В окно кабинета к нам постучала совершенно чужая женщина; когда я подошла, она поздоровалась со мной, сказала: «Судья уезжает!» - и пошла дальше по Дамбе. Я подождала у окна: постучит ли она к Амбрушу - но она прошла мимо мастерской. Зато попавшегося навстречу резальщика остановила и сказала ему то же, что мне: дядя Доми уезжает из города.
Отца эта весть взбудоражила, и мне стало еще обидней. Отец был единственным, кто до конца понимал, что происходит; я, например, никак не могла себе уяснить, почему ни в чем не виноватый человек должен отказаться от своей должности только по той причине, что сына его разыскивает полиция. «Не поймешь ты, - печально тряс головой отец, - этого ты не поймешь». И я действительно не понимала. То, что они уезжают, и уезжают в Будапешт, было в моих глазах вполне естественным; все беспокойные люди, все, кто не был связан с городом, кто не родился здесь, всякие «пришлые» рано или поздно перебирались туда. Семья дяди Доми тоже была «пришлой», у нее здесь не было корней.

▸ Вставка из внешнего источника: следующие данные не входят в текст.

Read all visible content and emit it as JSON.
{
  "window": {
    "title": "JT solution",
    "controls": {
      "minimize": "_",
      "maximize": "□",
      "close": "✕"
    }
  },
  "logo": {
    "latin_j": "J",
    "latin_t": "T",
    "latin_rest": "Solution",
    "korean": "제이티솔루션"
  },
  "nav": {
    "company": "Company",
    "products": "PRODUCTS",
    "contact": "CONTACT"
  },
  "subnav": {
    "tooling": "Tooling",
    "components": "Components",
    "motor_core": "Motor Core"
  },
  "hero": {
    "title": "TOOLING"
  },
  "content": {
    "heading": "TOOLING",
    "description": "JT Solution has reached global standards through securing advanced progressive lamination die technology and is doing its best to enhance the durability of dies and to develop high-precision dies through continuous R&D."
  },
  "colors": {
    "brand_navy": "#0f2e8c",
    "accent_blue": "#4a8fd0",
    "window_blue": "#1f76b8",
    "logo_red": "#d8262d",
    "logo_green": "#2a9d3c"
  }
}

Ясное дело, они должны уехать, здесь им нельзя оставаться, на них будут показывать пальцем, как на Йошку-дурачка, который вечно околачивался около шлагбаума со своей пьяной матерью и попрошайничал у приезжих. Ангела не может больше ходить к нам в школу, это тоже естественно и понятно, - но почему дядя Доми не может быть судьей где-нибудь в другом месте, это я не в силах была постичь.
Отец после ужина принялся рассуждать, чем, интересно, дядя Доми займется в Будапеште; пожалуй, откроет юридическую контору и будет зарабатывать не меньше, чем судья. Я учила латынь, прислушиваясь к словам отца, и скептически хмыкала про себя. Дядя Доми - адвокат? Где ему! Он же не сможет бегать, ловить клиентов, хитрить - для него это унизительно. И вдруг я подняла голову, посмотрела на отца: он размешивал свое лекарство, подняв стакан к лампе, чтобы видно было, разошлись ли капли в воде. У меня возникло странное чувство, что отец и дядя Доми в чем-то похожи друг на друга. Глупая мысль - ведь они во всем противоположны: отец - белокур, дядя Доми - черен и смугл, отец болен, дядя Доми - здоров, отец не приспособлен к жизни, а дядя Доми ловок и умеет жить - и все-таки что-то было. Оба не годятся в адвокаты, но почему - я тогда не смогла бы объяснить. Теперь, конечно, смогла бы.